С тез пор как–то так получилось, что они ездили вместе.
***Саша вошел в школу, как обычно, минут за двадцать. Пустой, узкий коридор, ведущий к его классу, был темен, но детское зрение обычно острее нашего, поэтому Саша без труда разглядел в конце его высокую, чуть сутулую и однозначно знакомую фигуру. Он перешел на бег и без труда догнал старшеклассника:
— Эй, Шура!
— Привет, Саш. И ты здесь?
— И я. Что ж мы не виделись–то до сих пор?
— Да я же то на олимпиадах, то еще где, а нос из класса высовываю редко.
— Крутой ты, у тебя олимпиады!.. — завистливо вздохнул Саша. — Я вот думал через несколько классов перескочить, да к одноклассникам привык больно.
— Не надо скачков, — посоветовал Шура. — Я вот тоже классе в седьмом хотел поскорее отсюда смыться. А теперь не хочу школу заканчивать, интересно очень. И учителей люблю, всех до единого. Да, кстати, — спохватился он. — Я в это воскресенье не могу, олимпиада у меня, информатика. Может, в субботу съездим?
— А тебя отпускают по субботам? — удивился Саша.
— А что им делать? Гордость школы, все такое. За олимпиады отгулы дают в любых дозах, если не нарываться. Да и нету по субботам толковых уроков.

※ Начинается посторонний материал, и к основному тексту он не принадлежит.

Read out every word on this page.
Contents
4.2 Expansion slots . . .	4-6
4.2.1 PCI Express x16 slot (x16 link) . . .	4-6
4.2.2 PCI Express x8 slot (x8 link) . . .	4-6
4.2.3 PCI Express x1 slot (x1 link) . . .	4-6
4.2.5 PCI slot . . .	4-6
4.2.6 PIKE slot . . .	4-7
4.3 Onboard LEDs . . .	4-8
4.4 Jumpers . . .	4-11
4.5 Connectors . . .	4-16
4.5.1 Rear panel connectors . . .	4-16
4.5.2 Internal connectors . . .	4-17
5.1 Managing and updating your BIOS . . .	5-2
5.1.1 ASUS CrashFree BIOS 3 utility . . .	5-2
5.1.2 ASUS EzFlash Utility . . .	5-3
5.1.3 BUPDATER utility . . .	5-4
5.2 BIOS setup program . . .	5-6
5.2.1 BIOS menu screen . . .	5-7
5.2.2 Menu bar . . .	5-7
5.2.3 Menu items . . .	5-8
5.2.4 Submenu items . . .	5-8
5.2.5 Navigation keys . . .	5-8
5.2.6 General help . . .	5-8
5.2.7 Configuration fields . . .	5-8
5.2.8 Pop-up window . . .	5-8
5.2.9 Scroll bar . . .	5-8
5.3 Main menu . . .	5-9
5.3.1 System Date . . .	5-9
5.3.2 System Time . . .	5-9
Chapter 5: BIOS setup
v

— Прекрасно! Куда поедем? — Саша совсем не думал о своем расписании, недавно бывшем для него святым. Ерунда, субботу и воскресенье поменять местами, и не заметит никто. Хватит уже быть таким педантом.
— А по пути решим! — улыбнулся Шура. — Карту с собой возьму, и всех делов.
С Шурой Саша совсем не замечал, как летело время. Вот и сейчас они говорили о разном, пока не прозвенел звонок.
— Кака–а–ая жалость, я опаздываю на ОБЖ! — насмешливо протянул Шура. — Беги давай, тезка!
— Они там на чтении и без меня обойдутся, ну да ладно, правила есть правила.
Саша лихо толкнул дверь:
— Извините за опоздание, дозвольте поприсутствовать на вашем замечательном уроке!
— Проходи, умник ты наш!
— Что с тобой, Саш? — спросил Максим, вечный сосед по парте. — Опаздываешь, учителей подкалываешь. Ты же весь такой правильный…
Саша просто расхохотался в ответ. Как же мы «правильные», смеемся над чужими о себе представлениями! Как же они наивны!
***Саша читал очередной код родителей и в буквальном смысле любовался. Никаких перегруженных конструкций, простые и изящные решения, сложнейший алгоритм — а на выходе программа, представляющая собой лабиринт всяких функций, интерфейсов… и ничего внутри, кроме переходов, потайных дверей, петель и ловушек, о которых заранее и не догадаешься. «Филигранная работа!» — мысленно восхищался Саша, страстно желая поделиться увиденной им красотой с Шурой, но еще не чувствуя себя вправе.